Uma fachada ondulada de vidro envolve o primeiro andar em balanço do Glasshouse Theatre em Queensland, projetado pelo estúdio australiano Blight Rayner Architecture em parceria com o escritório internacional Snøhetta.
Criado como uma extensão do brutalista Queensland Performing Arts Centre (QPAC) em Brisbane, o local com 1.500 lugares tem um auditório flexível projetado para acomodar tudo, desde apresentações de dança até orquestras sinfônicas.
Sua característica definidora é o primeiro andar saliente, que Arquitetura Blight Rayner e Snøhetta envolto em uma fachada de vidro ondulada que permite vistas de dentro e de fora do foyer atrás dela.
O cantilever de seis metros abrange duas frentes de rua, maximizando o espaço útil no centro da cidade.

De acordo com o estúdio, a fachada é uma homenagem a um poema em prosa da artista Murri e mulher Gangulu Lilla Watson, que se refere às águas onduladas do rio Brisbane e aos peixes nadando sob sua superfície.
Seu design também pretendia minimizar a massa visual do teatro e, ao mesmo tempo, maximizar a luz e o caráter do foyer.
Fabricado pela empresa austríaca Seele – a mesma empresa por trás da icônica loja de varejo da Apple na 5th Avenue, em Nova York – é composta por duas camadas de painéis de vidro exclusivos de sete metros de altura. Alguns deles possuem incrustações de cerâmica preta para ajudar a minimizar o brilho solar e o ganho de calor.

“Pensamos em fazer da fachada transparente um cenário para uma espécie de teatro público, onde as pessoas nos foyers seriam vistas de forma clara e desfocada da rua”, disse o diretor da Blight Rayner Architecture, Michael Rayner.
“E queríamos incorporar no design o início das narrativas das Primeiras Nações relacionadas ao contexto.”

Blight Rayner Architecture e Snøhetta venceram o concurso internacional para o projeto em 2019. Segundo a equipe, isso torna o QPAC “o maior centro de artes cênicas sob o mesmo teto” na Austrália.
No interior, seu auditório é composto por duas arquibancadas com capacidade para 1.000 lugares e um nível de varanda com mais 500 lugares. A distância do palco até o assento mais distante do teatro é de 28 metros, garantindo “uma atmosfera incrivelmente íntima tanto para os espectadores quanto para os artistas”.

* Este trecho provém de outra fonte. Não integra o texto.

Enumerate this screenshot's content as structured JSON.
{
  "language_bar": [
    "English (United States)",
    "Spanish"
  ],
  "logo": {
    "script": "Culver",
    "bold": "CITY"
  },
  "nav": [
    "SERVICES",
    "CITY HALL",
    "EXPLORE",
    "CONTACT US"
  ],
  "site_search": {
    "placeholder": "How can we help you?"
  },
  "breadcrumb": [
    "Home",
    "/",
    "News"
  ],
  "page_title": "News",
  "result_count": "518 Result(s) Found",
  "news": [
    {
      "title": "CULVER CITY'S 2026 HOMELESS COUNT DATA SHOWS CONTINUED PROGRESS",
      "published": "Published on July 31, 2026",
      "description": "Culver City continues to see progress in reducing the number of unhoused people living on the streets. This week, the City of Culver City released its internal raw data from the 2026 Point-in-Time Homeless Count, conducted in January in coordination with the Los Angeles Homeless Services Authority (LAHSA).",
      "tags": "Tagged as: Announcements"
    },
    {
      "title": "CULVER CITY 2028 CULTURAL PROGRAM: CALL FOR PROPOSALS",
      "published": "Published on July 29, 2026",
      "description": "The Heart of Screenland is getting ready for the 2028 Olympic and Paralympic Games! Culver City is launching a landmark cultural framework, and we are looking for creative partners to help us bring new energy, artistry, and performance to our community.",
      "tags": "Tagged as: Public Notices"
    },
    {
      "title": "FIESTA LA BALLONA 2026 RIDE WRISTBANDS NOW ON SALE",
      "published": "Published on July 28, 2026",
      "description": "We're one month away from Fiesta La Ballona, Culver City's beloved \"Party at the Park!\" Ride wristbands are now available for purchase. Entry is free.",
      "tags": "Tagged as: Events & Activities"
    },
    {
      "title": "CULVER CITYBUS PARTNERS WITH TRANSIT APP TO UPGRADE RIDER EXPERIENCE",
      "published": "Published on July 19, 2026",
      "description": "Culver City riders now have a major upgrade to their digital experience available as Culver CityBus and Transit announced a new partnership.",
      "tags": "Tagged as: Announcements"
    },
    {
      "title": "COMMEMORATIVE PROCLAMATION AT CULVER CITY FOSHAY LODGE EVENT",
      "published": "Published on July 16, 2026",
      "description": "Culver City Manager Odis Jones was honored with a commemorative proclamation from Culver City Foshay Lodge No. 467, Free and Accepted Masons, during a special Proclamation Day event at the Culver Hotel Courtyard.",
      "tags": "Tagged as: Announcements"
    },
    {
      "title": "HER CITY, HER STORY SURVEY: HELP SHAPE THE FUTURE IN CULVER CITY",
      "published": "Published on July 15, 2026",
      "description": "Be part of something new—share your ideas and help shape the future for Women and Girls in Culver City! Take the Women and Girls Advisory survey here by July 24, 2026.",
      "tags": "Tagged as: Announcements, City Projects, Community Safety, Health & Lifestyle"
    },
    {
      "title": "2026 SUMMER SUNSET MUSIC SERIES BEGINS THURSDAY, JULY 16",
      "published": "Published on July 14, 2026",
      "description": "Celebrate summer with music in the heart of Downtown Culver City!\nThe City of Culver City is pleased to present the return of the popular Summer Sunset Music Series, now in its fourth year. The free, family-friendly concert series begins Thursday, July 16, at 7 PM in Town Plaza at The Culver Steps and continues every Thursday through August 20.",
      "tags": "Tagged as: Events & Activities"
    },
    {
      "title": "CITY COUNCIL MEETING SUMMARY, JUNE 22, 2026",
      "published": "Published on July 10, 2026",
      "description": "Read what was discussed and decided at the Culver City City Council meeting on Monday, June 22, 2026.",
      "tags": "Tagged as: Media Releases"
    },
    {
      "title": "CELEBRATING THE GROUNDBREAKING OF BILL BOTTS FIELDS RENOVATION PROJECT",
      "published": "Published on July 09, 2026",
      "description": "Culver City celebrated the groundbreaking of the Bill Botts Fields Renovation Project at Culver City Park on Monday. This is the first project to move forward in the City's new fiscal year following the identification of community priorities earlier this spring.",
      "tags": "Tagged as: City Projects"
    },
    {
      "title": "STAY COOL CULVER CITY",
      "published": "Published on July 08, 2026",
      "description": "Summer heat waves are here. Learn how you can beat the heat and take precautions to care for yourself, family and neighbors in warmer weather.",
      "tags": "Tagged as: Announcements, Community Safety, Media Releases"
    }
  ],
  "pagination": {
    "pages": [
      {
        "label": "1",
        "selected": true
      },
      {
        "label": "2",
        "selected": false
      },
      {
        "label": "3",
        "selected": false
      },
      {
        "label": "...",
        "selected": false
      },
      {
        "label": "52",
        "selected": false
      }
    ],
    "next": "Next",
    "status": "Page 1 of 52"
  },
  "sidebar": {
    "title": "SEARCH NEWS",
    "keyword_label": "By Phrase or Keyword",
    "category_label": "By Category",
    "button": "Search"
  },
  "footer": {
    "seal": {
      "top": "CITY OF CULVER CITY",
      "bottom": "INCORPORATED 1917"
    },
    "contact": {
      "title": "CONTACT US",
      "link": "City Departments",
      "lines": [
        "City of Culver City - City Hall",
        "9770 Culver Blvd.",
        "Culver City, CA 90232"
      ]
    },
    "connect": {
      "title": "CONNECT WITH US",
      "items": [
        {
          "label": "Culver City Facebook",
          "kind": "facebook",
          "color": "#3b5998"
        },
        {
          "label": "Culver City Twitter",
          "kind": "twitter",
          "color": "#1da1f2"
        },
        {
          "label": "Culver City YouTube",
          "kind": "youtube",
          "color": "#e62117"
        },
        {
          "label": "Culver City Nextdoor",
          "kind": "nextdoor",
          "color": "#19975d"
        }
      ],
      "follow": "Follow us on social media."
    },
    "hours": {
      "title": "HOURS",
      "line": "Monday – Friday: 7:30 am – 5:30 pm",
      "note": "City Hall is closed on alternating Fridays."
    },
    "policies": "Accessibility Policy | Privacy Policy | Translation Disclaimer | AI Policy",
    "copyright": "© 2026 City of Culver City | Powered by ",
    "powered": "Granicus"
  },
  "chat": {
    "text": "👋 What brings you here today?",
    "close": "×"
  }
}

O auditório do Glasshouse Theatre tem um interior escuro, com acabamento em paredes de casca de ferro cinza e carpete verde profundo, que contrasta deliberadamente com o foyer claro e arejado.
É altamente adaptável, garantindo que possa acomodar facilmente uma ampla gama de performances. Uma característica fundamental é um fosso de orquestra com três seções de piso que podem ser elevadas ou abaixadas independentemente.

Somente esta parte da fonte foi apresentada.